I put her back to bed, and she seems settled for the moment.

The question is, though, what’s caused all this. Most of the meals we’ve had in the last few days have seemed innocent enough. The shellfish in the omelette might have been just a little off, but I was already feeling a bit queasy before I ate that.

The only suspect meal we’ve had was the stir-fry I made us last Monday – a fragrant beef with peppers thing, in which I overdid the soy sauces – but that’s nearly a week ago…

Anyhow, if we’re no better in a day or two I think we’re going to have to see the doctor. A serious bout of food poisoning – if indeed that’s what it is – can sometimes last for weeks.

Sunday, 11 April 2010

Morecambe


AS IT’S SUCH a fine spring day, My Good Lady asks me, as a little birthday treat, to take her along for a stroll along Morecambe promenade and especially to see the area around the old Midland Hotel and the stone jetty out to the old lighthouse.

They’ve done it up rather nicely, I must say.

The celebrated hotel has been completely restored, and we’re due to attend a wedding reception here next year.
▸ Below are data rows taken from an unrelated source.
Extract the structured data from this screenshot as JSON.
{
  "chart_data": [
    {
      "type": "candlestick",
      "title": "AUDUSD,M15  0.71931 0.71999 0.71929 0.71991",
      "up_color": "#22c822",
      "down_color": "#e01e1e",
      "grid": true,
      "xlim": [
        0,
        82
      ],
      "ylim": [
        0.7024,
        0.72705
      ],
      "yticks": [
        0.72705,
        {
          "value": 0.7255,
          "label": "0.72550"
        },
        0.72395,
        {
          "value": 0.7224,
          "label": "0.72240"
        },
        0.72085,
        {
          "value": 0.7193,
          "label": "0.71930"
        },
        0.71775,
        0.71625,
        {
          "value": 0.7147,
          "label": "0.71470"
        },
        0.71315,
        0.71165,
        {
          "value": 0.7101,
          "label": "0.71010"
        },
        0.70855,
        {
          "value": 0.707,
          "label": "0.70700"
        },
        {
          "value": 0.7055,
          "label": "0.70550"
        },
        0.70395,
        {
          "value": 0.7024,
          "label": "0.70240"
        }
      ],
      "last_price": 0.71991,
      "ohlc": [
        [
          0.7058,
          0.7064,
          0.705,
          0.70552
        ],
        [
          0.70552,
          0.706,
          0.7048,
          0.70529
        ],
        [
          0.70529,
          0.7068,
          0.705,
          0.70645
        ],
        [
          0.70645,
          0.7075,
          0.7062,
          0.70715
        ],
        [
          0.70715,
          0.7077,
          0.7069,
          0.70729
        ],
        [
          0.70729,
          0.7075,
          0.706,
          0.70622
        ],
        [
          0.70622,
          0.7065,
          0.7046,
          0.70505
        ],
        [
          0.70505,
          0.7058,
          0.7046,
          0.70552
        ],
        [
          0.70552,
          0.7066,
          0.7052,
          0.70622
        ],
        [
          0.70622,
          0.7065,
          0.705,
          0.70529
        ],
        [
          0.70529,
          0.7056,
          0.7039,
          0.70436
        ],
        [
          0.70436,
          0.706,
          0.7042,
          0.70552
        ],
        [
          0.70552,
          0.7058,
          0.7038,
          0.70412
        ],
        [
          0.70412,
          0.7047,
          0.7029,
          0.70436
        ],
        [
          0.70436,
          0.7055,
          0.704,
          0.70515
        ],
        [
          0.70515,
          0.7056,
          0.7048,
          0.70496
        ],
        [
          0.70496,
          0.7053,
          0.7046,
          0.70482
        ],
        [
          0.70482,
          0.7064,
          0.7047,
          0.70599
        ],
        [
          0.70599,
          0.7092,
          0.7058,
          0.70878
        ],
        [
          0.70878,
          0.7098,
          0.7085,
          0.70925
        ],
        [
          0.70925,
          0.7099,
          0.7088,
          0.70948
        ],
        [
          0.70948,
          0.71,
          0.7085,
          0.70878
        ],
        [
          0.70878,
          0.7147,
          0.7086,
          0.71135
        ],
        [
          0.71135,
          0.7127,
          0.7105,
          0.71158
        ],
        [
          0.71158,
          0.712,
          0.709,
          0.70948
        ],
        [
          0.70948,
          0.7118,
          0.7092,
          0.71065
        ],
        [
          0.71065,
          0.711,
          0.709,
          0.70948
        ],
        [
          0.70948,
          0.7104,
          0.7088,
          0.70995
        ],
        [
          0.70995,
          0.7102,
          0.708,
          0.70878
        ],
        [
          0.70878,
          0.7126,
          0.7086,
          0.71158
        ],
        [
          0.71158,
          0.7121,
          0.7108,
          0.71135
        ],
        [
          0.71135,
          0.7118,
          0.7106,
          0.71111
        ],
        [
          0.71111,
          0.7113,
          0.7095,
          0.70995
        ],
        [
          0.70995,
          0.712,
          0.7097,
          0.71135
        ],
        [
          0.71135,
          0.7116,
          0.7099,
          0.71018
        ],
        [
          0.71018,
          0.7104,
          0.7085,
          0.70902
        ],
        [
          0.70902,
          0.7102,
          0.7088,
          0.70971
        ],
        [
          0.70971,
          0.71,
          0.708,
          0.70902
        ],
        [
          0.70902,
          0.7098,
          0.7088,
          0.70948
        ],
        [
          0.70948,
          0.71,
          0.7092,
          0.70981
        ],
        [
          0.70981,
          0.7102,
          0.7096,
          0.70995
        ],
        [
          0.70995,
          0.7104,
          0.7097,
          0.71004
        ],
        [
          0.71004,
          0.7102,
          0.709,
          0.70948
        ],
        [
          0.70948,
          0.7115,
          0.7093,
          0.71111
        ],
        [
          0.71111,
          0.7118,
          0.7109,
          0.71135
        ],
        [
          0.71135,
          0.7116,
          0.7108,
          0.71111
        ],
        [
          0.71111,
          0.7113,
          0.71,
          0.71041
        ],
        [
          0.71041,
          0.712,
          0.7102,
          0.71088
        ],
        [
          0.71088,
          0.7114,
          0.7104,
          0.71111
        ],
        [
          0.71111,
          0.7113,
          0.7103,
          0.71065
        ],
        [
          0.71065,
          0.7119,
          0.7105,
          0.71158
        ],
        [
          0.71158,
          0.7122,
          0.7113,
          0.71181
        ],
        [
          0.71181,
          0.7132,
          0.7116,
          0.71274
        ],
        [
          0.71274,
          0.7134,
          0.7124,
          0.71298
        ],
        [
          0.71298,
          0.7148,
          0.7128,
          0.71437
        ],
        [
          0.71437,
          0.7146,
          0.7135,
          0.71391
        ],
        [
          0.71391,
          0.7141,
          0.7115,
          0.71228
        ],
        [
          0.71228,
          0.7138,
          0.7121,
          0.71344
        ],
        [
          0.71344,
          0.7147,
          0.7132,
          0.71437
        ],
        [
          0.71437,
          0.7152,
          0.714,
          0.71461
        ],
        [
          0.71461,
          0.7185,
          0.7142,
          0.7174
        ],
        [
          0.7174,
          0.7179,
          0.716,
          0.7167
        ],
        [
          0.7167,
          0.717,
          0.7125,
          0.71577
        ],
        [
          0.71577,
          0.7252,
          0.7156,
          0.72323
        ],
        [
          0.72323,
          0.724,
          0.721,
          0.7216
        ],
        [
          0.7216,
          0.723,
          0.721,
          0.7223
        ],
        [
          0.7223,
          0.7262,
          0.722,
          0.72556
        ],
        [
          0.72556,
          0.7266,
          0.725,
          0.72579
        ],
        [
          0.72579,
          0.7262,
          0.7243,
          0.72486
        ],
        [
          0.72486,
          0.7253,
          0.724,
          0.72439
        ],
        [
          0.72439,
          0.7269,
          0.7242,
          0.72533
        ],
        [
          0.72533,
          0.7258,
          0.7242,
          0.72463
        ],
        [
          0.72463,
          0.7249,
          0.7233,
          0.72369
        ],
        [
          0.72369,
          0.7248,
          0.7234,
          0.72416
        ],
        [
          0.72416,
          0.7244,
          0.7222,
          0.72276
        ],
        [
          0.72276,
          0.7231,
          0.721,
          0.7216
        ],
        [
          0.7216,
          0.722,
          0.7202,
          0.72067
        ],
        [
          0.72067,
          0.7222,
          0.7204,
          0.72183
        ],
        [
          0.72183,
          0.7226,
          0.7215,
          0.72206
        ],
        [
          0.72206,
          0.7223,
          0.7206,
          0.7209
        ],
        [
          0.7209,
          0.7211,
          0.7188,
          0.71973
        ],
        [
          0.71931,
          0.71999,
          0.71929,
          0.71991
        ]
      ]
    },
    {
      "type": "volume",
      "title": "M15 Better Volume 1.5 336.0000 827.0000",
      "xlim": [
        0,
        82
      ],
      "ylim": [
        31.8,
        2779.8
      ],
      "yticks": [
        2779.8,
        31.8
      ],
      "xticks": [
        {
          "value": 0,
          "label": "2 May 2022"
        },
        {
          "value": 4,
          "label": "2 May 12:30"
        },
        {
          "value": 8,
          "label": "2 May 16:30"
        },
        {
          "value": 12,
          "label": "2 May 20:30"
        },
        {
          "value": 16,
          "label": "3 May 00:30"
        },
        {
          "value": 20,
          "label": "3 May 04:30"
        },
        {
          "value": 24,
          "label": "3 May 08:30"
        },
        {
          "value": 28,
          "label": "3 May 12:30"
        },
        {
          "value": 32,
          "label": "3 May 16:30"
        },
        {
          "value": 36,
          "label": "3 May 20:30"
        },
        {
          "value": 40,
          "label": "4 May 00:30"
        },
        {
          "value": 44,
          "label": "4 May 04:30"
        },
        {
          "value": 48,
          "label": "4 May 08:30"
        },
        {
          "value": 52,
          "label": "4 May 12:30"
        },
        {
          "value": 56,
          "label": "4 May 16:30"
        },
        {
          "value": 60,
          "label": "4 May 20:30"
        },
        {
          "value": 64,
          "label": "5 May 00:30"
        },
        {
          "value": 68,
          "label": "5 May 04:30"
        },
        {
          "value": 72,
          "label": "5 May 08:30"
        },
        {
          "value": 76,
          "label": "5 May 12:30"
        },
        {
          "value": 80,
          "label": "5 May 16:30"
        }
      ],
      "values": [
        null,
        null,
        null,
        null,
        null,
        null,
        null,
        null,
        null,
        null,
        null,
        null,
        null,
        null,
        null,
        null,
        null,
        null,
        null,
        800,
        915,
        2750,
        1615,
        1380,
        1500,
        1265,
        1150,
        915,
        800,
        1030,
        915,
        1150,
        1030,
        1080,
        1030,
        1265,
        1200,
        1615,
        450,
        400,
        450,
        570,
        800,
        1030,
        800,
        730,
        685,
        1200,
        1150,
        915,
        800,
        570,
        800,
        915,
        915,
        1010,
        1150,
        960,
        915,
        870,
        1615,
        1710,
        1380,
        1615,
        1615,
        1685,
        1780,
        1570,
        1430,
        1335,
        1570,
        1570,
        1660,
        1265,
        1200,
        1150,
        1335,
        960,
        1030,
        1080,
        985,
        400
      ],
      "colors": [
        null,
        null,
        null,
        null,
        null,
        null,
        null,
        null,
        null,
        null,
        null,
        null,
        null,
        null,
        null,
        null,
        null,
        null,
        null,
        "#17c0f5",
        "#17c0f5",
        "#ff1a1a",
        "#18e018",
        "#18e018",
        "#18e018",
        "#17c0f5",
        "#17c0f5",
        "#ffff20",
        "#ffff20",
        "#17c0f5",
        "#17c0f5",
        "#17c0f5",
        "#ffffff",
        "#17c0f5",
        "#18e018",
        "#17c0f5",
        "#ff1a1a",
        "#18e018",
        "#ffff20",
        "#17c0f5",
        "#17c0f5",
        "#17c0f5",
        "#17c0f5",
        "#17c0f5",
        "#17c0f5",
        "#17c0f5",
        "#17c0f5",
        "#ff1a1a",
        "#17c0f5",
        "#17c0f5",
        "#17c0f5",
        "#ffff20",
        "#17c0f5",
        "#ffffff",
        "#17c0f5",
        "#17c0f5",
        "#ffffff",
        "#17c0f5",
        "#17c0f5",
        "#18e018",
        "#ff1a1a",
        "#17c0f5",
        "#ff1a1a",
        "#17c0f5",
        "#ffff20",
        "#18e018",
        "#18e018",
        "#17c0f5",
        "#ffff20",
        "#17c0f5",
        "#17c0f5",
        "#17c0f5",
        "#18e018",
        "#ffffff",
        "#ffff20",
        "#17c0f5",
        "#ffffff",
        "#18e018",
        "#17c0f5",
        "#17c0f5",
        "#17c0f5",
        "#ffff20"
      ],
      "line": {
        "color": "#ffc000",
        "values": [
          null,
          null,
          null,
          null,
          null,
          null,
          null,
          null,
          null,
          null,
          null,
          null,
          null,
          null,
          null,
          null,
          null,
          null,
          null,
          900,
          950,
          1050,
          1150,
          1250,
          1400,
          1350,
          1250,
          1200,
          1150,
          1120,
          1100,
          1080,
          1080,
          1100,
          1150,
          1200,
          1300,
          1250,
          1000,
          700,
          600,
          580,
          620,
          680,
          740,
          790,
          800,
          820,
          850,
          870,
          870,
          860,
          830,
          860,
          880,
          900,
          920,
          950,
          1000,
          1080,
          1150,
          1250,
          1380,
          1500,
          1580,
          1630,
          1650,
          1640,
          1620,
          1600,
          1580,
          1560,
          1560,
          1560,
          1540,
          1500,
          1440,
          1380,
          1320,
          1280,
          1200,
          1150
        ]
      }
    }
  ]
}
The Art Deco building in fact looks a bit like a giant folly – a piece of whimsy on the part of its builders – a white concrete ship moored permanently at the edge of Morecambe sands.

Local papers have described the place as Morecambe’s great white hope – the beginning of the old seaside town’s modernisation and renovation.

Morecambe certainly needs it; compared to other such north-west towns like Blackpool and Southport, it really is in a sad pass.

This is a great pity, because Morecambe’s location, overlooking the wide expanse of the bay and the distant views of the Lakeland fells beyond, is really quite wonderful.

They’ve made a good start with the Midland and the stone jetty behind it, but there’s still much to be done with the rest of the town if it’s ever to compete with other English holiday destinations.

I just hope someone’s has the vision – and the money – to pull it off.


Tuesday, 6 April 2010

Memories of '68


I HAVE TO SAY,
Les Misérables certainly made an impact on me; all week I've been humming tunes from the show and turning the story over in my mind.

I'm there again, in the theatre, reliving the fight on the barricades along with the students, and so real is it, I'm almost ducking the bullets and feeling both grief and rage at the sight of my comrades falling.

I was in Paris in 1968, an accidental tourist in the aftermath of the student uprising; I was a student then myself, and I couldn't help but be swept up in some of their idealism and passion.

In the university cafeteria, in cafés and in pokey little bedsits, drinking cheap wine out of bottles and in the fug of smoke from foul-smelling, but intoxicating, Gauloise cigarettes, we discussed - everything. Politics, art, sex - everything was up for debate.

It was a cleaner, fairer, better world we were aspiring too - naively, perhaps, but with faith and hope in our hearts.

And I too had my brushes with the authorities - if you were young, you were hassled by the cops, les flics, almost at every turn.

So you can understand how I can identify with the students on the barricades in Les Miz - and how that whole story has brought back memories of '68.

And I'm left wondering, where do I stand now?

Certainly, I'm not a rebel - I was never comfortable in that role, even back then; I was happy to debate and argue, but I'm afraid it was always the blood of others that was shed in the demonstations.

Maybe it was lack of conviction on my part. Maybe simple cowardice. I don't know.

I console myself, now, with something Dr Martin Luther King once said: "The arc of history is long, but it bends towards justice."

That's my prayer and I offer it for all those who have died on barricades, the world over ...

Oh yes,
Les Miz is so much more that just a show!